In a victory for NT, which has been campaigning for ministers to listen more closely to nurse views in the consultations, stoma and continence nurses are already being involved with the content of the new proposals.
Ian Fretwell, nurse consultant in colorectal endoscopy at Chesterfield Royal Hospital NHS Foundation Trust in Derbyshire, said nurses from the Association of Coloproctology, the World Council of Enterostomal Therapists and specialist continence nurses had met with Department of Health officials to advise them.
‘This means the consultation has more credibility, although it took two years to bring it to their attention – it is what we wanted,’ he said.
But Kath Wilkinson, chairperson of the RCN’s continence forum, said: ‘You just wonder whether by the time they have finished the consultations they will have spent more on the cost of the consultation than what they meant to save.’
According to a written parliamentary statement from health minister Dawn Primarolo, the new consultation will cost around £393,000.
So far the consultations have cost £2.5m, meaning that the fourth attempt to resolve the matter will bring the total bill to nearly £3m.

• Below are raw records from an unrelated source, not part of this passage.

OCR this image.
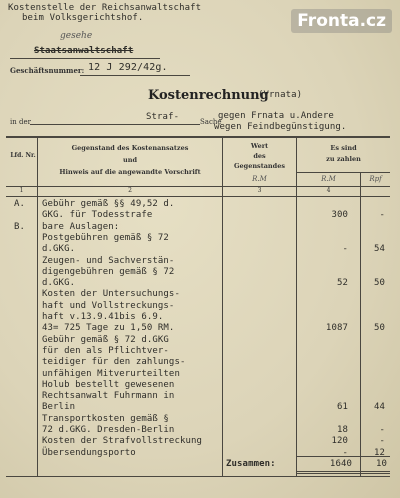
Kostenstelle der Reichsanwaltschaft
beim Volksgerichtshof.
gesehe
Staatsanwaltschaft
Geschäftsnummer: 12 J 292/42g.
Fronta.cz
Kostenrechnung
(Vrnata)
in der	Straf-	Sache
gegen Frnata u.Andere
wegen Feindbegünstigung.
Lfd. Nr.
Gegenstand des Kostenansatzes
und
Hinweis auf die angewandte Vorschrift
Wert
des
Gegenstandes
R.M
Es sind
zu zahlen
R.M	Rpf
1	2	3	4
A. Gebühr gemäß §§ 49,52 d.
GKG. für Todesstrafe	300	-
B. bare Auslagen:
Postgebühren gemäß § 72
d.GKG.	-	54
Zeugen- und Sachverstän-
digengebühren gemäß § 72
d.GKG.	52	50
Kosten der Untersuchungs-
haft und Vollstreckungs-
haft v.13.9.41bis 6.9.
43= 725 Tage zu 1,50 RM.	1087	50
Gebühr gemäß § 72 d.GKG
für den als Pflichtver-
teidiger für den zahlungs-
unfähigen Mitverurteilten
Holub bestellt gewesenen
Rechtsanwalt Fuhrmann in
Berlin	61	44
Transportkosten gemäß §
72 d.GKG. Dresden-Berlin	18	-
Kosten der Strafvollstreckung	120	-
Übersendungsporto	-	12
Zusammen:	1640	10
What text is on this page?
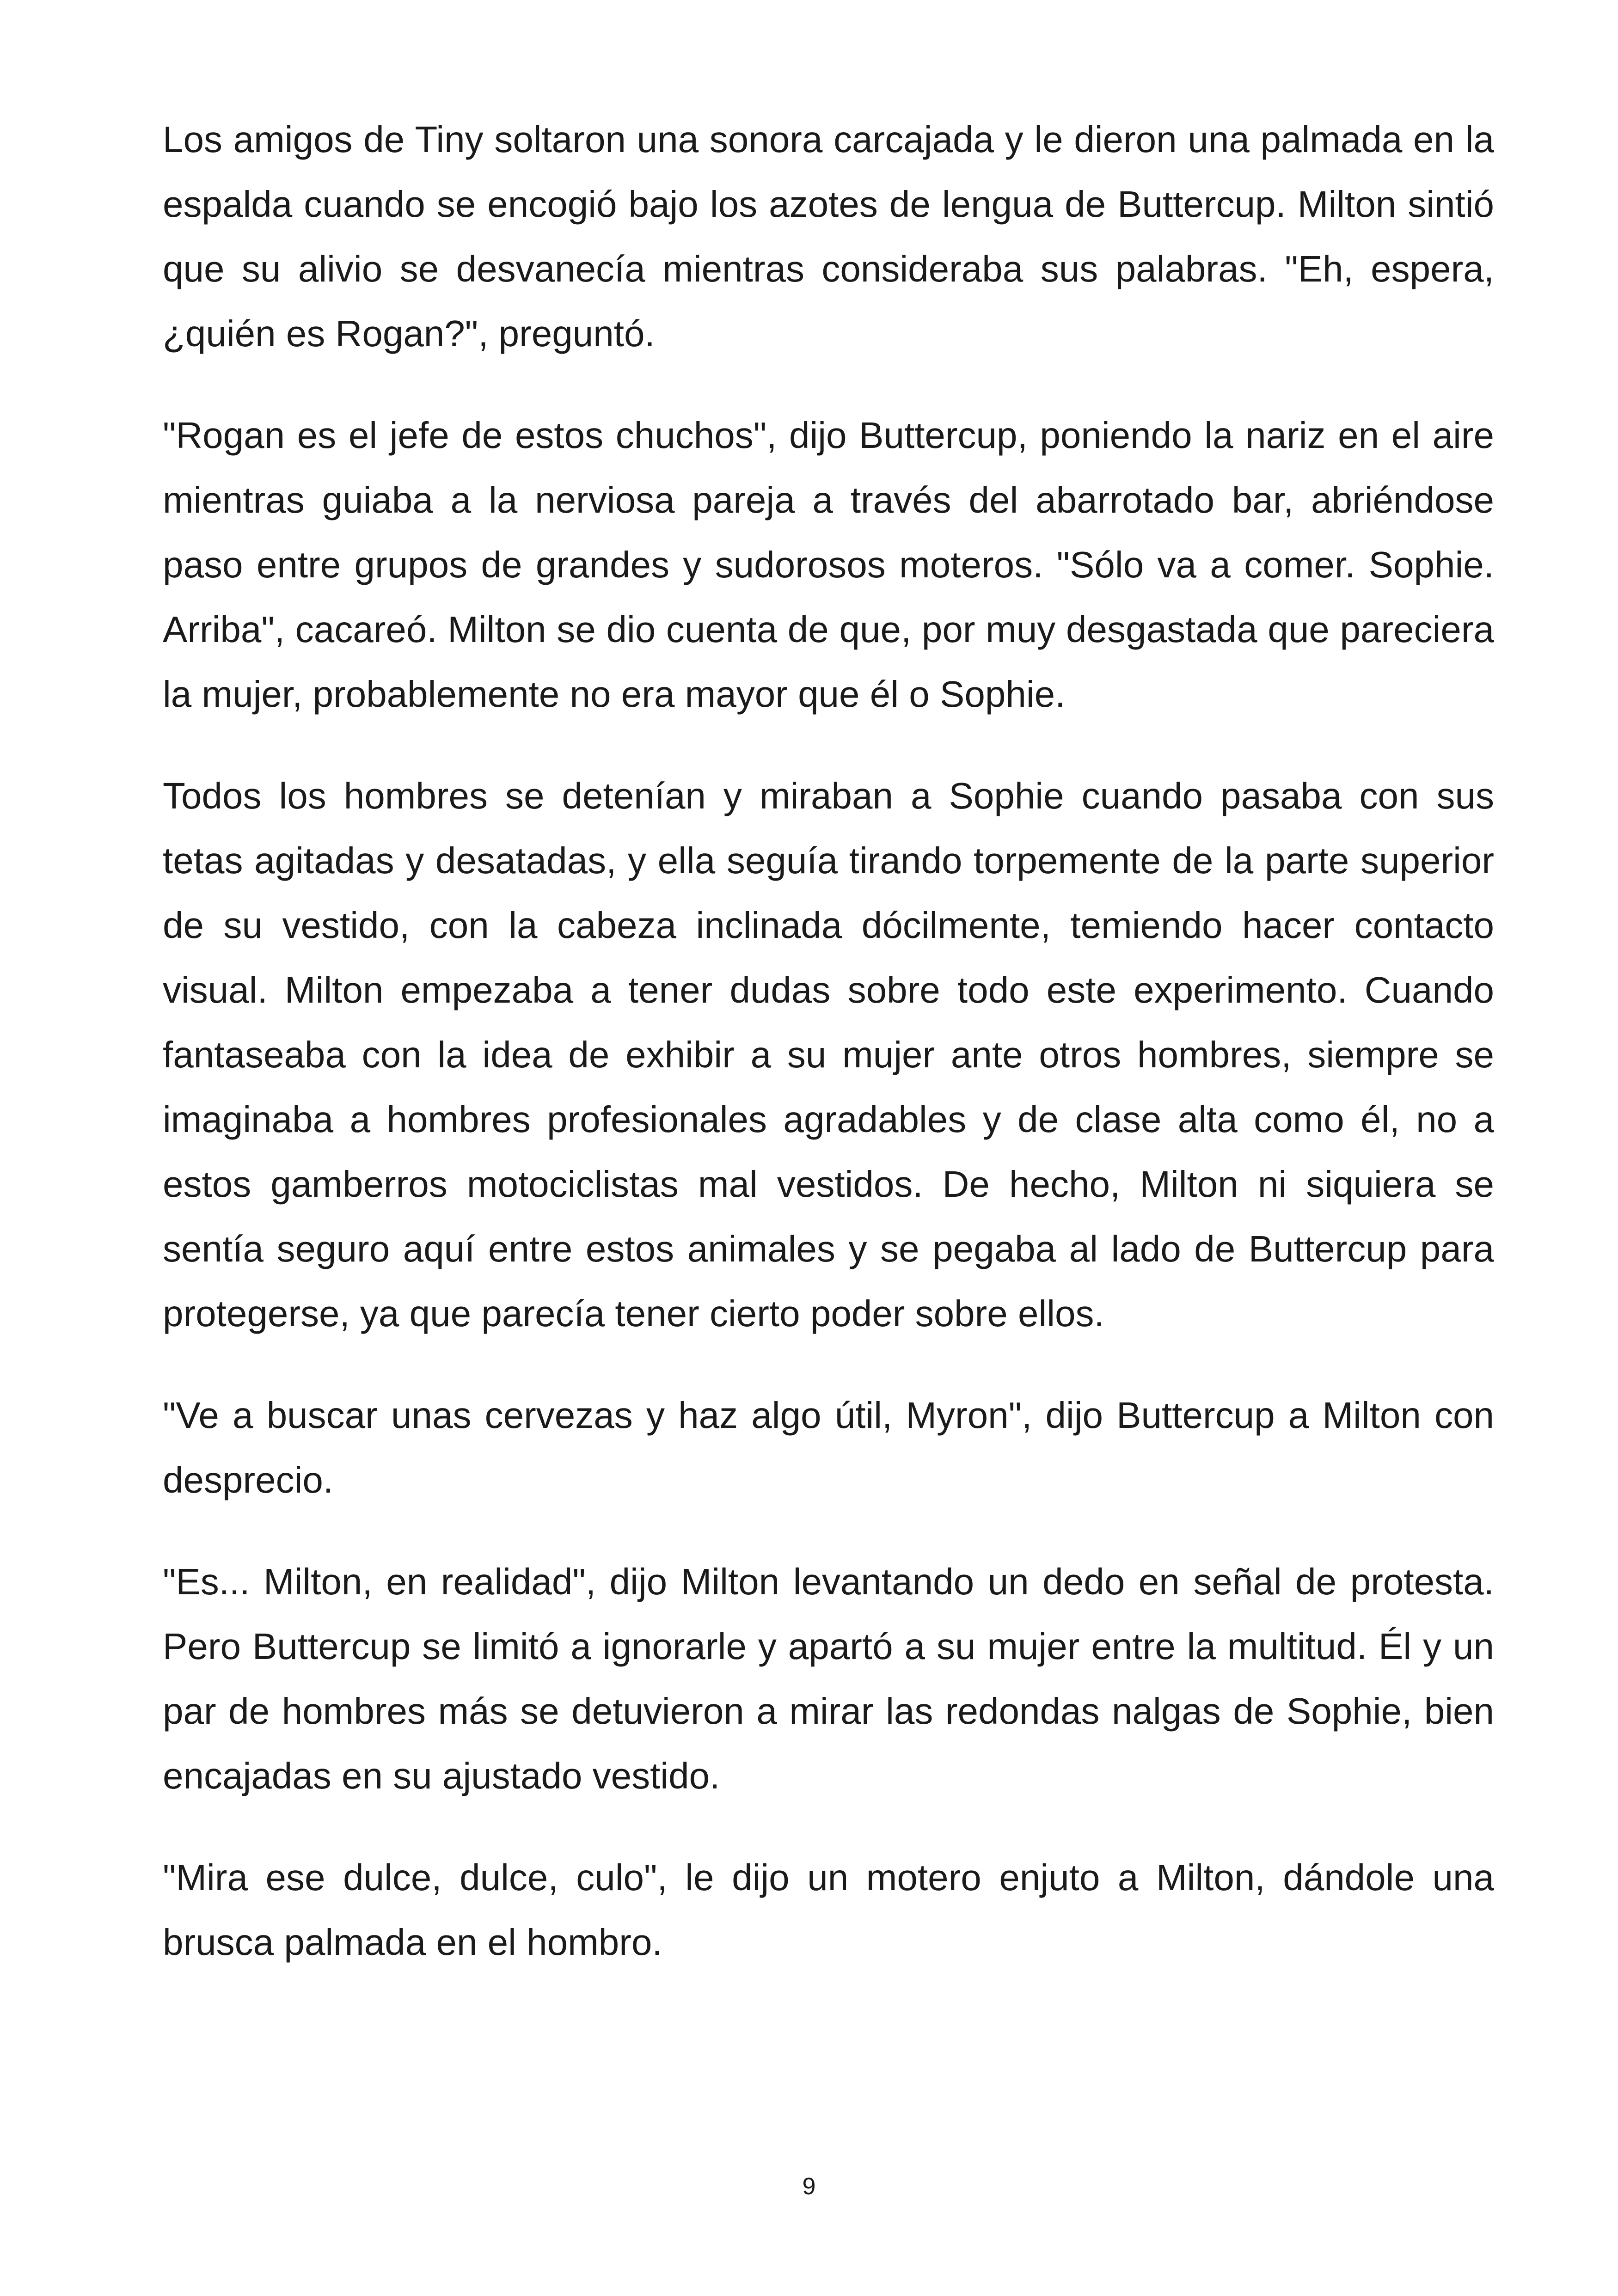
Los amigos de Tiny soltaron una sonora carcajada y le dieron una palmada en la espalda cuando se encogió bajo los azotes de lengua de Buttercup. Milton sintió que su alivio se desvanecía mientras consideraba sus palabras. "Eh, espera, ¿quién es Rogan?", preguntó.

"Rogan es el jefe de estos chuchos", dijo Buttercup, poniendo la nariz en el aire mientras guiaba a la nerviosa pareja a través del abarrotado bar, abriéndose paso entre grupos de grandes y sudorosos moteros. "Sólo va a comer. Sophie. Arriba", cacareó. Milton se dio cuenta de que, por muy desgastada que pareciera la mujer, probablemente no era mayor que él o Sophie.

Todos los hombres se detenían y miraban a Sophie cuando pasaba con sus tetas agitadas y desatadas, y ella seguía tirando torpemente de la parte superior de su vestido, con la cabeza inclinada dócilmente, temiendo hacer contacto visual. Milton empezaba a tener dudas sobre todo este experimento. Cuando fantaseaba con la idea de exhibir a su mujer ante otros hombres, siempre se imaginaba a hombres profesionales agradables y de clase alta como él, no a estos gamberros motociclistas mal vestidos. De hecho, Milton ni siquiera se sentía seguro aquí entre estos animales y se pegaba al lado de Buttercup para protegerse, ya que parecía tener cierto poder sobre ellos.

"Ve a buscar unas cervezas y haz algo útil, Myron", dijo Buttercup a Milton con desprecio.

"Es... Milton, en realidad", dijo Milton levantando un dedo en señal de protesta. Pero Buttercup se limitó a ignorarle y apartó a su mujer entre la multitud. Él y un par de hombres más se detuvieron a mirar las redondas nalgas de Sophie, bien encajadas en su ajustado vestido.

"Mira ese dulce, dulce, culo", le dijo un motero enjuto a Milton, dándole una brusca palmada en el hombro.

9
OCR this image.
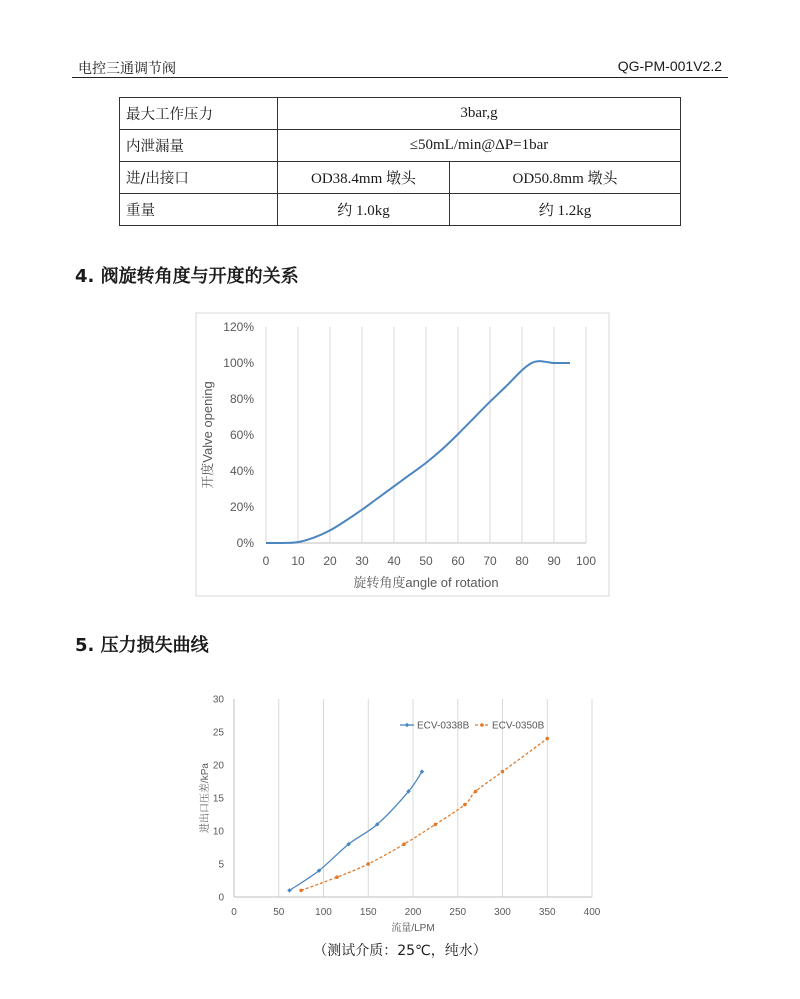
电控三通调节阀	QG-PM-001V2.2
最大工作压力	3bar,g	
内泄漏量	≤50mL/min@ΔP=1bar	
进/出接口	OD38.4mm 墩头	OD50.8mm 墩头
重量	约 1.0kg	约 1.2kg
4. 阀旋转角度与开度的关系
0 10 20 30 40 50 60 70 80 90 100
0%
20%
40%
60%
80%
100%
120%
旋转角度angle of rotation
开度Valve opening
0	50	100	150	200	250	300	350	400
0
5
10
15
20
25
30
流量/LPM
进出口压差/kPa
ECV-0338B ECV-0350B
5. 压力损失曲线
（测试介质：25℃，纯水）
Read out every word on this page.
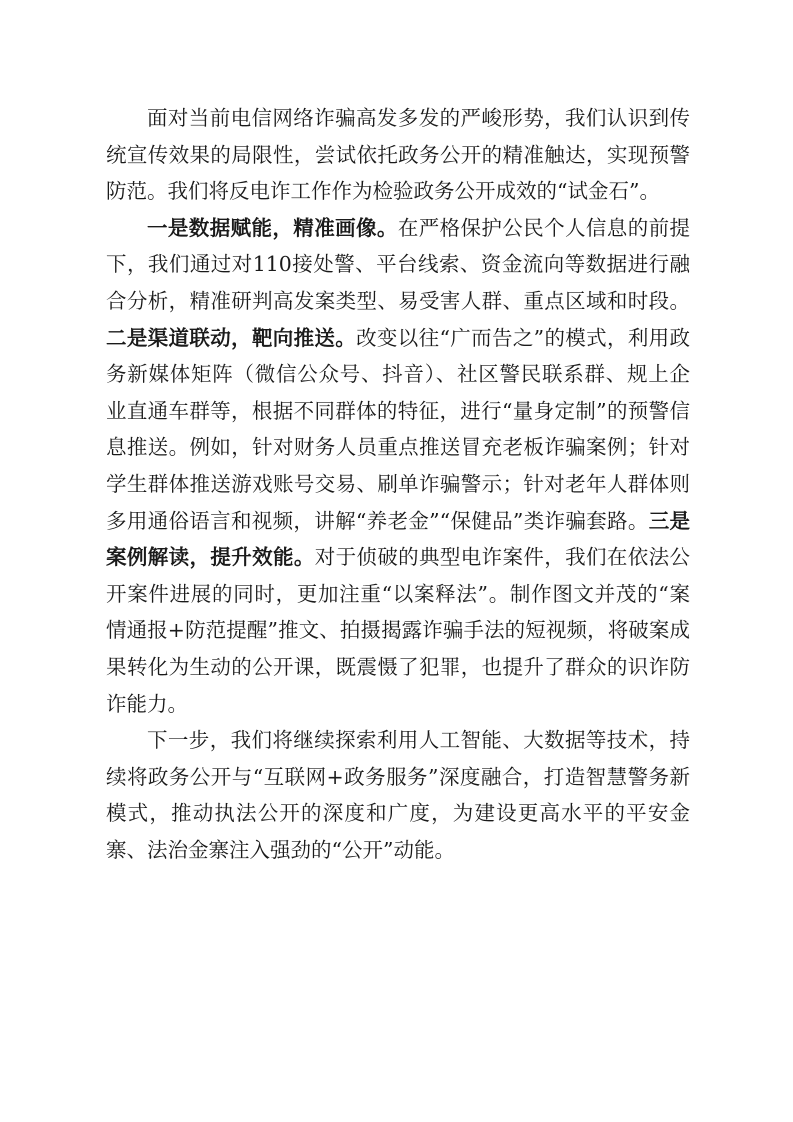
面对当前电信网络诈骗高发多发的严峻形势，我们认识到传统宣传效果的局限性，尝试依托政务公开的精准触达，实现预警防范。我们将反电诈工作作为检验政务公开成效的“试金石”。

一是数据赋能，精准画像。在严格保护公民个人信息的前提下，我们通过对110接处警、平台线索、资金流向等数据进行融合分析，精准研判高发案类型、易受害人群、重点区域和时段。二是渠道联动，靶向推送。改变以往“广而告之”的模式，利用政务新媒体矩阵（微信公众号、抖音）、社区警民联系群、规上企业直通车群等，根据不同群体的特征，进行“量身定制”的预警信息推送。例如，针对财务人员重点推送冒充老板诈骗案例；针对学生群体推送游戏账号交易、刷单诈骗警示；针对老年人群体则多用通俗语言和视频，讲解“养老金”“保健品”类诈骗套路。三是案例解读，提升效能。对于侦破的典型电诈案件，我们在依法公开案件进展的同时，更加注重“以案释法”。制作图文并茂的“案情通报+防范提醒”推文、拍摄揭露诈骗手法的短视频，将破案成果转化为生动的公开课，既震慑了犯罪，也提升了群众的识诈防诈能力。

下一步，我们将继续探索利用人工智能、大数据等技术，持续将政务公开与“互联网+政务服务”深度融合，打造智慧警务新模式，推动执法公开的深度和广度，为建设更高水平的平安金寨、法治金寨注入强劲的“公开”动能。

‘The department intends to publish a further consultation regarding the arrangements under Part IX of the Drug Tariff for the provision of stoma and incontinence appliances – and related services – in primary care towards the end of May 2008,’ the statement said.
‘An impact assessment and equality impact assessment will be published alongside this,’ it added.
Nurses and patients had criticised the planned funding changes because of worries that they would cause producers of specialist continence products to go out of business, leaving patients without the appliances.
Proposed changes would have placed specialist catheters in the same band as standard ones meaning production costs were not covered by central funding.